U.S. Government Workshttps://www.usa.gov/government-works
License information was derived automatically
Note: Due to the RMS change for CPS, this data set stops on 6/2/2024. For records beginning on 6/3/2024, please see the dataset at this link: https://data.cincinnati-oh.gov/safety/Reported-Crime-STARS-Category-Offenses-/7aqy-xrv9/about_data
The combined data will be available by 3/10/2025 at the linke above.
Data Description: This data represents reported Crime Incidents in the City of Cincinnati. Incidents are the records, of reported crimes, collated by an agency for management. Incidents are typically housed in a Records Management System (RMS) that stores agency-wide data about law enforcement operations.
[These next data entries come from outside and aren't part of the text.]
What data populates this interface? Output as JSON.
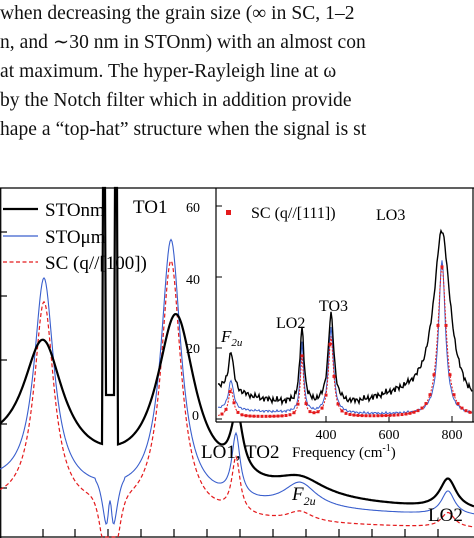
{
  "text_lines": [
    "when decreasing the grain size (∞ in SC, 1–2",
    "n, and ∼30 nm in STOnm) with an almost con",
    "at maximum. The hyper-Rayleigh line at ω",
    "by the Notch filter which in addition provide",
    "hape a “top-hat” structure when the signal is st"
  ],
  "main_plot": {
    "legend": [
      "STOnm",
      "STOμm",
      "SC (q//[100])"
    ],
    "annotations": {
      "to1": "TO1",
      "lo1_to2": "LO1, TO2",
      "f2u": "F",
      "f2u_sub": "2u",
      "lo2": "LO2"
    }
  },
  "inset": {
    "legend": "SC (q//[111])",
    "xlabel": "Frequency (cm",
    "xlabel_sup": "-1",
    "xlabel_end": ")",
    "xticks": [
      "400",
      "600",
      "800"
    ],
    "yticks": [
      "0",
      "20",
      "40",
      "60"
    ],
    "annotations": {
      "f2u": "F",
      "f2u_sub": "2u",
      "lo2": "LO2",
      "to3": "TO3",
      "lo3": "LO3"
    }
  },
  "colors": {
    "stonm": "#000000",
    "stoum": "#3a5fcd",
    "sc": "#e41a1c"
  }
}
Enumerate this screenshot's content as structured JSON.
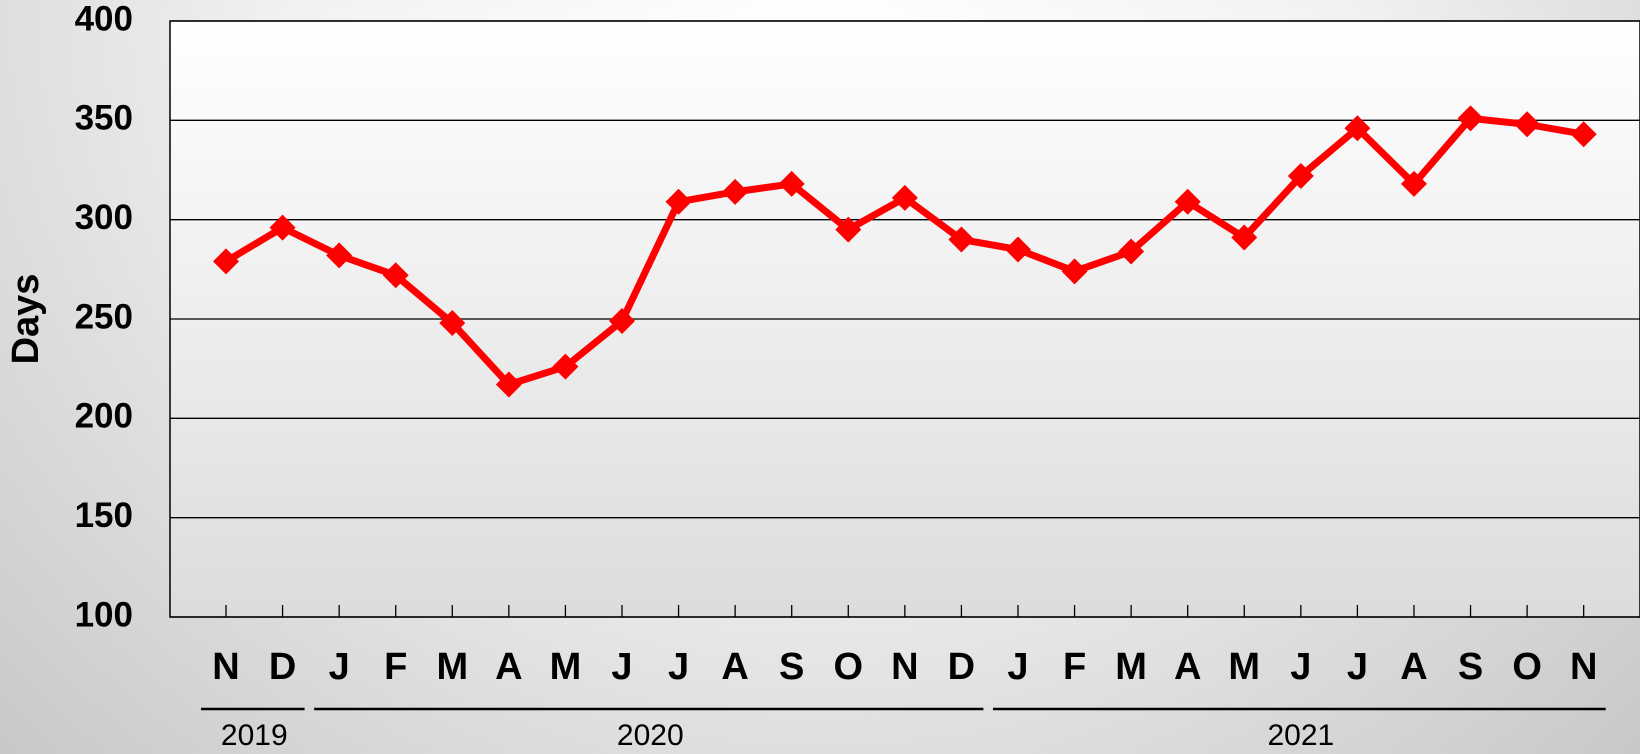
{
  "chart_data": {
    "type": "line",
    "y_label": "Days",
    "categories": [
      "N",
      "D",
      "J",
      "F",
      "M",
      "A",
      "M",
      "J",
      "J",
      "A",
      "S",
      "O",
      "N",
      "D",
      "J",
      "F",
      "M",
      "A",
      "M",
      "J",
      "J",
      "A",
      "S",
      "O",
      "N"
    ],
    "year_groups": [
      {
        "label": "2019",
        "count": 2
      },
      {
        "label": "2020",
        "count": 12
      },
      {
        "label": "2021",
        "count": 11
      }
    ],
    "series": [
      {
        "name": "Days",
        "color": "#ff0000",
        "values": [
          279,
          296,
          282,
          272,
          248,
          217,
          226,
          249,
          309,
          314,
          318,
          295,
          311,
          290,
          285,
          274,
          284,
          309,
          291,
          322,
          346,
          318,
          351,
          348,
          343
        ]
      }
    ],
    "ylim": [
      100,
      400
    ],
    "yticks": [
      100,
      150,
      200,
      250,
      300,
      350,
      400
    ],
    "grid": true
  }
}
This does not include police calls for service, arrest information, final case determination, or any other incident outcome data.
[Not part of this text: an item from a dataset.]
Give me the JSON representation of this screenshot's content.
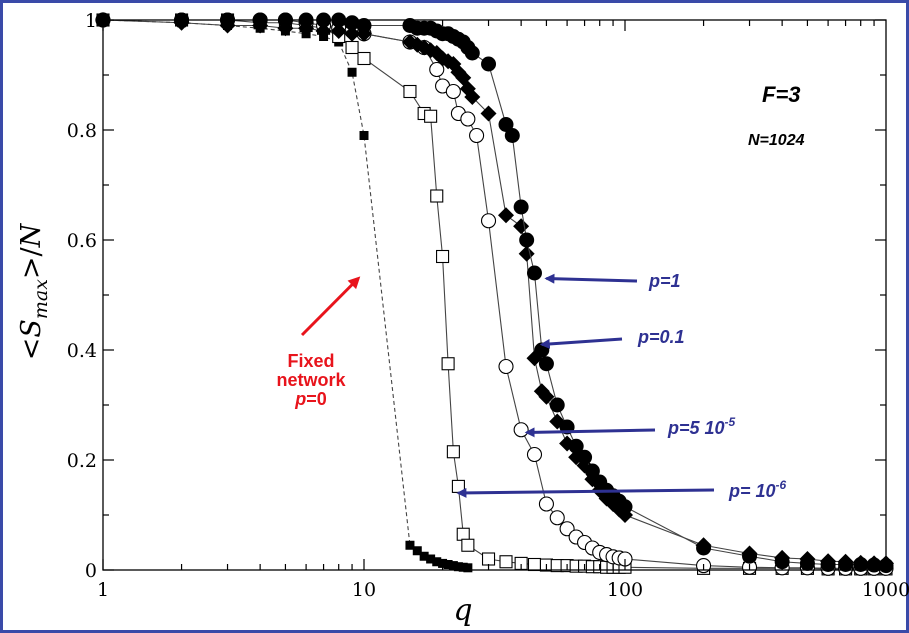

Data Creation: The Cincinnati Police Department's (CPD) records crime incidents in the City through Records Management System (RMS) that stores agency-wide data about law enforcement operations.
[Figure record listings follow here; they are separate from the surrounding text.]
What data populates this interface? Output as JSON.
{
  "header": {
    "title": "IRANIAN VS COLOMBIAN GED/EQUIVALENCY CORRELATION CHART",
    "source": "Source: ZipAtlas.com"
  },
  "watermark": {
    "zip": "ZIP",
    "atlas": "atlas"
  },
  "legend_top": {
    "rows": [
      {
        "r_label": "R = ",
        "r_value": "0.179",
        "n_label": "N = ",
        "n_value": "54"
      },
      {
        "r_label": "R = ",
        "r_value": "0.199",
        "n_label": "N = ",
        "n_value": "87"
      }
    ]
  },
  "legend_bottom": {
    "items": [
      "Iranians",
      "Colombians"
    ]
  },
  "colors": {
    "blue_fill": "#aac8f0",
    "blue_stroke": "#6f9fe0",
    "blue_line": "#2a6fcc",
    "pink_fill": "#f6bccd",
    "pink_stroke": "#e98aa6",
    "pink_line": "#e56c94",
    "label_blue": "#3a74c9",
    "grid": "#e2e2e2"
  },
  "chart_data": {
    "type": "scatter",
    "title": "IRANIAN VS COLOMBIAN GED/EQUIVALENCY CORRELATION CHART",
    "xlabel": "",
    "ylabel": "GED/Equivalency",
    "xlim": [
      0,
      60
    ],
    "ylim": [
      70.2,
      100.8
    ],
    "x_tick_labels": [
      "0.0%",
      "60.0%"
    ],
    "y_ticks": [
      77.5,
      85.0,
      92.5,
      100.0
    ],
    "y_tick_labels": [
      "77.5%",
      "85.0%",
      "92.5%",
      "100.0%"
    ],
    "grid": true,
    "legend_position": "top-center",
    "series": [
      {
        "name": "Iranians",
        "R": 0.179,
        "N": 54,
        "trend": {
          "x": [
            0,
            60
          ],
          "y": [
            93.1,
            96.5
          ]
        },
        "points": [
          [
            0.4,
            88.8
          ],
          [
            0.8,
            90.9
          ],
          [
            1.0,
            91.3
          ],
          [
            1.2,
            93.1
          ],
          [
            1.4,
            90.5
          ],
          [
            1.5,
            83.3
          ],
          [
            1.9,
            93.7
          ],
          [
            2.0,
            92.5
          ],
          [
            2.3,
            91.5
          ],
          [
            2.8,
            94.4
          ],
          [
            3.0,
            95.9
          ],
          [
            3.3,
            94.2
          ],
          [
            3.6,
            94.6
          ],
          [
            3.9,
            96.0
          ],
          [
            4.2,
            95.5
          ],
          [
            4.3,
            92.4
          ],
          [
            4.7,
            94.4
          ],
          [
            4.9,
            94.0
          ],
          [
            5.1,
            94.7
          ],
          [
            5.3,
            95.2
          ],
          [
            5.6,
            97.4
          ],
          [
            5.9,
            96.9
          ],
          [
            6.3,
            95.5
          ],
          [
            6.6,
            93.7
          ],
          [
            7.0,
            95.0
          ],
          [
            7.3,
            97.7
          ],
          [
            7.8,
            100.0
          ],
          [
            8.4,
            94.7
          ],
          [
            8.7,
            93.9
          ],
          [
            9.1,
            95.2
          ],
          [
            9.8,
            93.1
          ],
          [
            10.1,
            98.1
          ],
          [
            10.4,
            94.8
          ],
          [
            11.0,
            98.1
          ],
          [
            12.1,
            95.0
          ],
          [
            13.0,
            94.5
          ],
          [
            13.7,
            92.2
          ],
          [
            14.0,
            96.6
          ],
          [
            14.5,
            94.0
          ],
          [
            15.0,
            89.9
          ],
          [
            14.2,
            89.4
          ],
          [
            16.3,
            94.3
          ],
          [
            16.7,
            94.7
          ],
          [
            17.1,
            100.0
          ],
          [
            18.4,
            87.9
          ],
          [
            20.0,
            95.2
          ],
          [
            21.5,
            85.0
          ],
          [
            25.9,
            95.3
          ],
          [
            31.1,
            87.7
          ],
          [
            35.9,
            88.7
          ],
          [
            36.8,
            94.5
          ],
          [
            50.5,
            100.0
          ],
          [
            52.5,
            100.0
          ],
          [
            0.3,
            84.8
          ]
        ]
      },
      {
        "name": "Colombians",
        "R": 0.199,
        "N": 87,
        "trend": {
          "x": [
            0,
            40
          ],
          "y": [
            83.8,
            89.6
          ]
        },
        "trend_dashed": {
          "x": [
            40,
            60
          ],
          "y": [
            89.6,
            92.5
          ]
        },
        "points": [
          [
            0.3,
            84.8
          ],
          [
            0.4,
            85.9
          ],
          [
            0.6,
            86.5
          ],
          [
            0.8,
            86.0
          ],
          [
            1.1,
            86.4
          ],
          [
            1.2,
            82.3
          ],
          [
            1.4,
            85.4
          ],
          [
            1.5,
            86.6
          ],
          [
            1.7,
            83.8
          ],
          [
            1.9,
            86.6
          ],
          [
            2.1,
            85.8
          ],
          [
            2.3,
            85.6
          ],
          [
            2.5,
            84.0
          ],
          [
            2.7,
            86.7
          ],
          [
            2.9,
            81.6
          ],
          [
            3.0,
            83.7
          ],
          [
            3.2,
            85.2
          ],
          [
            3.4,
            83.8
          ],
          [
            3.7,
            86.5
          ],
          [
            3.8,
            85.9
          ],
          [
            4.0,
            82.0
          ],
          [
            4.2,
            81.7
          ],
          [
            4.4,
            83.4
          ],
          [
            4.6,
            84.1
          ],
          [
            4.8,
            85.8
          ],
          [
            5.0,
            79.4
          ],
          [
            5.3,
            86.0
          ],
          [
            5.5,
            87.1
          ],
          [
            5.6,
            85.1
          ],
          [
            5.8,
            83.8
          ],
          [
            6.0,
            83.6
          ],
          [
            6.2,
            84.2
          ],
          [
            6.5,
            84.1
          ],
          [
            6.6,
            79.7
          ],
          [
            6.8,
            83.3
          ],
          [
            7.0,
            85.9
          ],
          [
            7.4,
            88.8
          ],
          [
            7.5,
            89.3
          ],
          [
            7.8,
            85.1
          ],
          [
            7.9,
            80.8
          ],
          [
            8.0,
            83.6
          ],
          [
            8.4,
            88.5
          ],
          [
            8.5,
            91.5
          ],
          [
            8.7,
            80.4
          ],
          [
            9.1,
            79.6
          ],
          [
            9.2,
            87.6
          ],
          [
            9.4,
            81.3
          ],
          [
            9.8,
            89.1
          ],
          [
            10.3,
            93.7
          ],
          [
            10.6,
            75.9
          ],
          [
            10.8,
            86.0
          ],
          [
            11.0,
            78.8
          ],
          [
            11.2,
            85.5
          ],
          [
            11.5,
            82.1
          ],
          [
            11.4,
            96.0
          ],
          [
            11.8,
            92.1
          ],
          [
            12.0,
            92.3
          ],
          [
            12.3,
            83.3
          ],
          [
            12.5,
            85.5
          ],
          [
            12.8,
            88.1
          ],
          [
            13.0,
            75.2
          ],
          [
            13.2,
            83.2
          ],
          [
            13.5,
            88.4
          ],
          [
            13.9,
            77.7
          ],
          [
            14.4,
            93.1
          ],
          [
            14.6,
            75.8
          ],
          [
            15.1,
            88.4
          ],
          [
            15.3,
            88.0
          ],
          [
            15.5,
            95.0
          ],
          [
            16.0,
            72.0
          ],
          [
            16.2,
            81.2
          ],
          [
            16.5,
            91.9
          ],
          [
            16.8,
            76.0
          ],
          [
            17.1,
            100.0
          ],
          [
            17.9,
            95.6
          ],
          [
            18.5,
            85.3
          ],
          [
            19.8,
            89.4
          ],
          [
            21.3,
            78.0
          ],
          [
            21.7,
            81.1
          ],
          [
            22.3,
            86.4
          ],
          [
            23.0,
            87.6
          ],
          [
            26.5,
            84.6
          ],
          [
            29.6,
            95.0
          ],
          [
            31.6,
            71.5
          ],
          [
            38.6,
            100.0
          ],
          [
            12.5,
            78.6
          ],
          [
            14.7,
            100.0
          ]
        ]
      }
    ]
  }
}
Data Created By: The source of this data is the Cincinnati Police Department.
Refresh Frequency: This data is updated daily.
CincyInsights: The City of Cincinnati maintains an interactive dashboard portal, CincyInsights in addition to our Open Data in an effort to increase access and usage of city data. This data set has an associated dashboard available here: https://insights.cincinnati-oh.gov/stories/s/8eaa-xrvz
Data Dictionary: A data dictionary providing definitions of columns and attributes is available as an attachment to this dataset.
Processing: The City of Cincinnati is committed to providing the most granular and accurate data possible. In that pursuit the Office of Performance and Data Analytics facilitates standard processing to most raw data prior to publication. Processing includes but is not limited: address verification, geocoding, decoding attributes, and addition of administrative areas (i.e. Census, neighborhoods, police districts, etc.).
Data Usage: For directions on downloading and using open data please visit our How-to Guide: https://data.cincinnati-oh.gov/dataset/Open-Data-How-To-Guide/gdr9-g3ad
Disclaimer: In compliance with privacy laws, all Public Safety datasets are anonymized and appropriately redacted prior to publication on the City of Cincinnati’s Open Data Portal. This means that for all public safety datasets: (1) the last two digits of all addresses have been replaced with “XX,” and in cases where there is a single digit street address, the entire address number is replaced with "X"; and (2) Latitude and Longitude have been randomly skewed to represent values within the same block area (but not the exact location) of the incident.